Dr. Kant: My opinion is that India would have to rely on vaccines manufactured/produced in the country. Of all the vaccines which have received emergency use authorisation (EUA) and produced in foreign countries, none may be available to India as countries have made advance purchase commitments and they total more than the manufacturing capacity of the companies. These commitments would have to be honoured first. However, some manufacturers are making efforts to increase their production capacity. The vaccine manufacturers in India are also increasing their capacity either in the existing plant, or transferring technology to other companies to manufacture. Some of the newer vaccines like Sputnik V will become available as it is also being manufactured by more than one company.
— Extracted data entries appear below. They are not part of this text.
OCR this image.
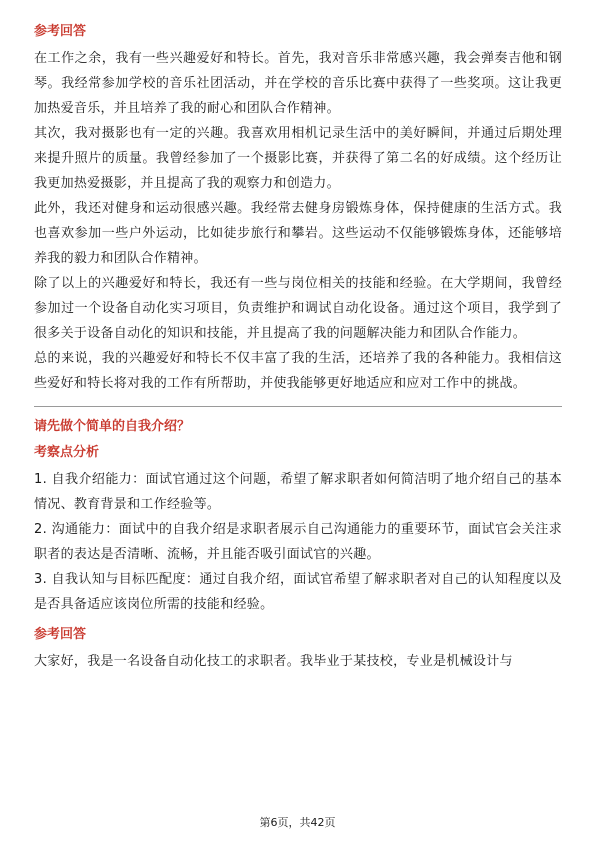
参考回答

在工作之余，我有一些兴趣爱好和特长。首先，我对音乐非常感兴趣，我会弹奏吉他和钢琴。我经常参加学校的音乐社团活动，并在学校的音乐比赛中获得了一些奖项。这让我更加热爱音乐，并且培养了我的耐心和团队合作精神。

其次，我对摄影也有一定的兴趣。我喜欢用相机记录生活中的美好瞬间，并通过后期处理来提升照片的质量。我曾经参加了一个摄影比赛，并获得了第二名的好成绩。这个经历让我更加热爱摄影，并且提高了我的观察力和创造力。

此外，我还对健身和运动很感兴趣。我经常去健身房锻炼身体，保持健康的生活方式。我也喜欢参加一些户外运动，比如徒步旅行和攀岩。这些运动不仅能够锻炼身体，还能够培养我的毅力和团队合作精神。

除了以上的兴趣爱好和特长，我还有一些与岗位相关的技能和经验。在大学期间，我曾经参加过一个设备自动化实习项目，负责维护和调试自动化设备。通过这个项目，我学到了很多关于设备自动化的知识和技能，并且提高了我的问题解决能力和团队合作能力。

总的来说，我的兴趣爱好和特长不仅丰富了我的生活，还培养了我的各种能力。我相信这些爱好和特长将对我的工作有所帮助，并使我能够更好地适应和应对工作中的挑战。

请先做个简单的自我介绍？

考察点分析

1. 自我介绍能力：面试官通过这个问题，希望了解求职者如何简洁明了地介绍自己的基本情况、教育背景和工作经验等。

2. 沟通能力：面试中的自我介绍是求职者展示自己沟通能力的重要环节，面试官会关注求职者的表达是否清晰、流畅，并且能否吸引面试官的兴趣。

3. 自我认知与目标匹配度：通过自我介绍，面试官希望了解求职者对自己的认知程度以及是否具备适应该岗位所需的技能和经验。

参考回答

大家好，我是一名设备自动化技工的求职者。我毕业于某技校，专业是机械设计与

第6页，共42页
Novavax has also completed Phase 3 trial, India was also one of the sites, application for emergency use authorisation is being examined by the European regulators (EMA). This vaccine will also be produced by the Serum Institute of India. Thirdly, some new vaccines developed in India might also become available by the end of 2021.

HPPI: The mechanism for providing vaccines to poorer countries is COVAX. How many vaccines have been distributed so far under COVAX and what is expected by the end of 2021?

Dr. Kant: As of 25th May 2021, the COVAX has shipped over 71 million doses of COVID-19 vaccine to 125 countries. The initial aim is to have 2 billion doses available by end of 2021.